In July 2019, Lee signed a bill into law that requires school districts to establish threat assessment teams to address potential threats to school safety.

Lee declared October 10, 2019, a voluntary day of prayer and fasting.

In January 2020, Lee proposed a bill to ban abortion as early as six weeks into pregnancy.

In February 2020, Lee signed a bill making Tennessee's official nickname the "Volunteer State". The name originated during the War of 1812, when Tennessee sent 1,500 volunteer soldiers. In February, Lee also proposed a $117 million investment to increase teacher salaries and a $250 million endowment to address mental health in K-12 education.
In 2021, Lee appointed John DeBerry as his senior advisor. DeBerry was a Democratic member of the state house whom the Tennessee Democratic Party removed from the 2020 primary ballot.

==== Second term ====
In March 2024, Lee signed the ELVIS Act, which is designed to protect musicians from unauthorized use of their voices by artificial intelligence technologies and against audio deepfakes and voice cloning. It was noted to be the first such enacted legislation in the nation.
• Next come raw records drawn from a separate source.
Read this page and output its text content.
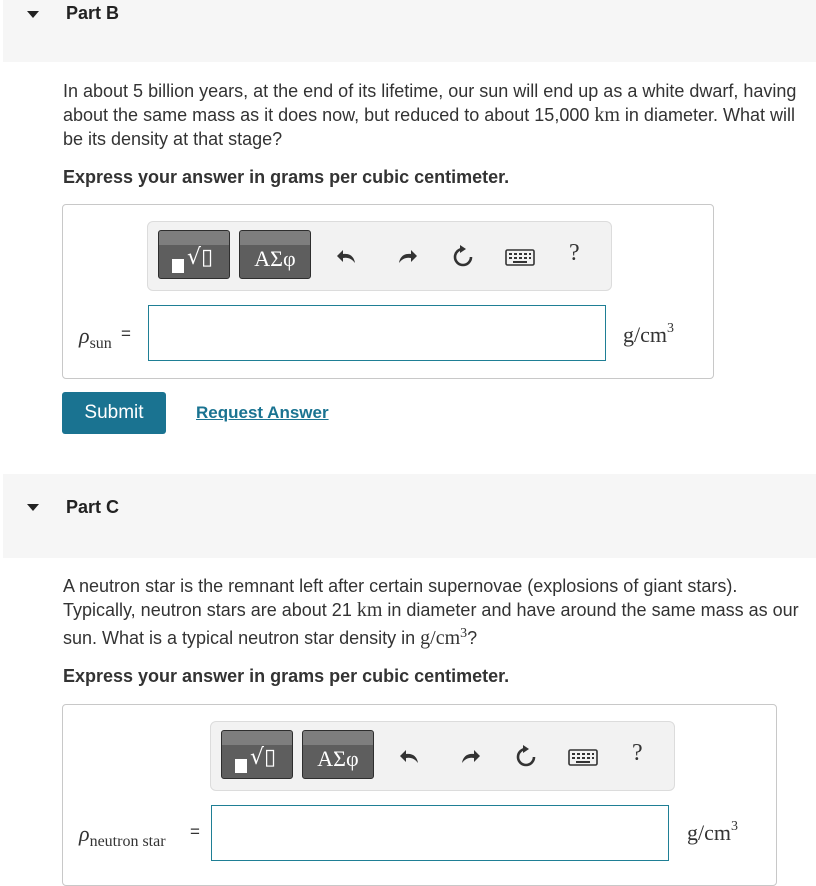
Part B
In about 5 billion years, at the end of its lifetime, our sun will end up as a white dwarf, having about the same mass as it does now, but reduced to about 15,000 km in diameter. What will be its density at that stage?
Express your answer in grams per cubic centimeter.
√▯	ΑΣφ	?
$\rho_{sun}$
=	$g/cm^3$
Submit	Request Answer
Part C
A neutron star is the remnant left after certain supernovae (explosions of giant stars). Typically, neutron stars are about 21 km in diameter and have around the same mass as our sun. What is a typical neutron star density in $g/cm^3$?
Express your answer in grams per cubic centimeter.
√▯	ΑΣφ	?
$\rho_{neutron star}$
=	$g/cm^3$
In 2022, Lee signed a bill into law that prohibits localities in Tennessee from using ranked-choice voting.

In 2025, Lee proposed the Education Freedom Scholarship Act, which provides roughly 20,000 scholarships worth $7,500 to be used for private school tuition, at a total cost of $447 million. The general assembly narrowly passed the program, despite opposition from Democrats and Republicans from predominantly rural districts, and it went into effect in the 2025-26 school year. In 2026, Lee and the legislature expanded the program to include 35,000 students.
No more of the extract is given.